Władze Berlina zdecydowały się na wprowadzenie zakazów wjazdu dla diesli na ośmiu ulicach miasta. Zostaną one wprowadzone najpóźniej na początku września i będą dotyczyły zarówno samochodów ciężarowych, jak i osobowych oznaczonych normą EURO 1-5. Wyjątki będą dotyczyły natomiast mieszkańców, dostawców i rzemieślników dojeżdżających do klientów. Co ciekawe, planowane jest także rozszerzenie stref z ograniczeniem prędkości do 30 km/h. Tego powodem jest zbyt duże zanieczyszczenie powietrza dwutlenkiem azotu w stolicy Niemiec. Wprawdzie w zeszłym roku stężenie NO2 spadło do 46 mikrogramów na m3 w mieście, lecz ciągle przekracza dozwoloną granicę 40 mikrogramów na m3. Zakazy wjazdu dla diesli wprowadziły już także inne niemieckie miasta, jak Stuttgart, Darmstadt czy Hamburg. Zakazy te wymusiła niemiecka organizacja Deutsche Umwelthilfe (DUH) przed sądem.
Zakaz diesli dotyczy:
- Leipziger Straße (od wschodniej strony Placu Lipskiego do Charlottenstraße)
- Brückenstraße (od Köpenicker Straße do Holzmarktstraße)
- Reinhardtstraße (od Charitéstraße do Kapelle-Ufer)
- Alt-Moabit (od Gotzkowskystraße do Beusselstraße)
- Friedrichstraße (od Unter den Linden do Dorotheenstraße)
- Stromstraße (od Bugenhagenstraße do Turmstraße)
- Hermannstraße (od Silbersteinstraße do Emser Straße)
- Silbersteinstraße (od Hermannstraße do Karl-Marx-Straße)
Długość wszystkich dróg objętych zakazem w Berlinie wynosi w sumie 2,9 km. Na tych odcinkach samochody pojadą dodatkowo maksymalnie 30 km//h.

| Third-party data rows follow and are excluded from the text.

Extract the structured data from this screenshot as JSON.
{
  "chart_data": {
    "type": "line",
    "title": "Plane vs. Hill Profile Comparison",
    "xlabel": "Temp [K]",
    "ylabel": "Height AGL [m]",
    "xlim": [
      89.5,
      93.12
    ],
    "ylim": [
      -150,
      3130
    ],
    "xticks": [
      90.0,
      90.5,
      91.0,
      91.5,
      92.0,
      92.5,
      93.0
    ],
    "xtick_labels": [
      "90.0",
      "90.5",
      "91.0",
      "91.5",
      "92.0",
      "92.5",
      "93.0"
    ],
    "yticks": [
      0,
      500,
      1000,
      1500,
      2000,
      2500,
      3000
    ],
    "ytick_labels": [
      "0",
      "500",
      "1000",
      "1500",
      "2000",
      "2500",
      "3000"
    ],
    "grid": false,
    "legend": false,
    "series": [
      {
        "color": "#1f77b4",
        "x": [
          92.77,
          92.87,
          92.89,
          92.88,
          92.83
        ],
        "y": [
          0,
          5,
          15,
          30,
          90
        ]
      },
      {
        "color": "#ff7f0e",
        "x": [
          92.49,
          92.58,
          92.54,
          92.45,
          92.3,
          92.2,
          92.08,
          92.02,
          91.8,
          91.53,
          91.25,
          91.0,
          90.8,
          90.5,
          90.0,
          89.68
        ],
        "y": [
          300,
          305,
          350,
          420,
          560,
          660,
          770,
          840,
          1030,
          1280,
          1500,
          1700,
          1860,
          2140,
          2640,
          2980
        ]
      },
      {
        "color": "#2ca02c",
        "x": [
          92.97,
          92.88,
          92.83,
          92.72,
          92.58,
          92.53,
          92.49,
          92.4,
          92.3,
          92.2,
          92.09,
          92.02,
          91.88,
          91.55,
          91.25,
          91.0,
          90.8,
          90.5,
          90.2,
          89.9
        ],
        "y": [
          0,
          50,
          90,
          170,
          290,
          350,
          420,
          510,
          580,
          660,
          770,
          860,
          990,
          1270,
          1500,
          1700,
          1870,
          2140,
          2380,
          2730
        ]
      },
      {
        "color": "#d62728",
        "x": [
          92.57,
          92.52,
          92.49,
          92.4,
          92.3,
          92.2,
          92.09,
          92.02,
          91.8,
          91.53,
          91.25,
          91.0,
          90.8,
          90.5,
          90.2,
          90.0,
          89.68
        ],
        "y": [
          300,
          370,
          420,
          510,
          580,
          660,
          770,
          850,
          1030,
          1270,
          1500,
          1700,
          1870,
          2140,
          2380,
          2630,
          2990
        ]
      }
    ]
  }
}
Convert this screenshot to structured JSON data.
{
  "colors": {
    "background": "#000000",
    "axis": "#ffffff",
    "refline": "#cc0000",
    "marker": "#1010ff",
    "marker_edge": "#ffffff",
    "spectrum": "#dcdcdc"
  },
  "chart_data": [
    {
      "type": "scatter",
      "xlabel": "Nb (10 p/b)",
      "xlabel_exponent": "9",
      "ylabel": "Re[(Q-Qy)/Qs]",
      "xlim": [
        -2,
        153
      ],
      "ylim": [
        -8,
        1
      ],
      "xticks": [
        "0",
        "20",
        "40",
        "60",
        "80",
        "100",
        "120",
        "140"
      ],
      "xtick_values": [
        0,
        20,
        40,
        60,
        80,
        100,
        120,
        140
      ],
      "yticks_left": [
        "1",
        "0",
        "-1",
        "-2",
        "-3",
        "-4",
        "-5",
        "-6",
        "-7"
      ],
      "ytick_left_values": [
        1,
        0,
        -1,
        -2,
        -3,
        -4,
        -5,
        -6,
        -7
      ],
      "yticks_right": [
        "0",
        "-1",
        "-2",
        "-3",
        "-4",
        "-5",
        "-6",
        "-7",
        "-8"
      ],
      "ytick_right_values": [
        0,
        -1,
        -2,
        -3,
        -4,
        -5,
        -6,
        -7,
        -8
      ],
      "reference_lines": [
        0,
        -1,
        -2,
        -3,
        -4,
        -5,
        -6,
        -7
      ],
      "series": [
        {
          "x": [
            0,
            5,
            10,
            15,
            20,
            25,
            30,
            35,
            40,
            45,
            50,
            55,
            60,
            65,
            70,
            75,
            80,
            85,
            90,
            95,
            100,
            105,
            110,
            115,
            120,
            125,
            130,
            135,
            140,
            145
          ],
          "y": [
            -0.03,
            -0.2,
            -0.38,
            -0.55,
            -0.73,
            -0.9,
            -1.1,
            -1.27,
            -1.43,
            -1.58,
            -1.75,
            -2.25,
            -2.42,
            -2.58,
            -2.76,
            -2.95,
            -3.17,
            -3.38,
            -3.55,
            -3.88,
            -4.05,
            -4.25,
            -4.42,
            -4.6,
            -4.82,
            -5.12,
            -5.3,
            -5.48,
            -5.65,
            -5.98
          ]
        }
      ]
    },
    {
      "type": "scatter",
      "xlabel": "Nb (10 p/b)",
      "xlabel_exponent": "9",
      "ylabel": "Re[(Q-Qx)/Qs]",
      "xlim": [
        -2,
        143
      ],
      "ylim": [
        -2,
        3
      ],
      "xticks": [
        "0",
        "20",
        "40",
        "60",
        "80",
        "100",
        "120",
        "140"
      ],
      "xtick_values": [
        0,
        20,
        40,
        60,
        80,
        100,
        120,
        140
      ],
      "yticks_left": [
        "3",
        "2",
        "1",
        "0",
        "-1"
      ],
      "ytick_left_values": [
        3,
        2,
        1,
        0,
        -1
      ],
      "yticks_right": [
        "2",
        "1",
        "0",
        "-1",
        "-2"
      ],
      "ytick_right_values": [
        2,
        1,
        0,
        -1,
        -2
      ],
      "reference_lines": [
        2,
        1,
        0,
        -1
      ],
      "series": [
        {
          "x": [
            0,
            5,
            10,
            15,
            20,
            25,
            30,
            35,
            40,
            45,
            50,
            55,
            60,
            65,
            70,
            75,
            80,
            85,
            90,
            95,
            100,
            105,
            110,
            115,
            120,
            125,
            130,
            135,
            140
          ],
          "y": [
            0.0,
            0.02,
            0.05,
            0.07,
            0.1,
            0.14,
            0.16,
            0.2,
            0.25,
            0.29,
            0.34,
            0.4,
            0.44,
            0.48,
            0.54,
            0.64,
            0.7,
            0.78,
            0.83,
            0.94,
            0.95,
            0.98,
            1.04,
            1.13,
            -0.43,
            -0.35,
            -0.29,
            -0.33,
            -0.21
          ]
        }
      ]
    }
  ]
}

Władze miasta Berlin chcą także rozszerzyć strefy z ograniczeniem prędkości do 30 km/h. W sumie ograniczenie prędkości będzie dotyczyło 59 odcinków dróg na długości 21 km. Dodatkowo autobusy komunikacji miejskiej i pojazdy komunalne mają zostać doposażone w systemy oczyszczania spalin, a strefy płatnego parkingu mają zostać poszerzone.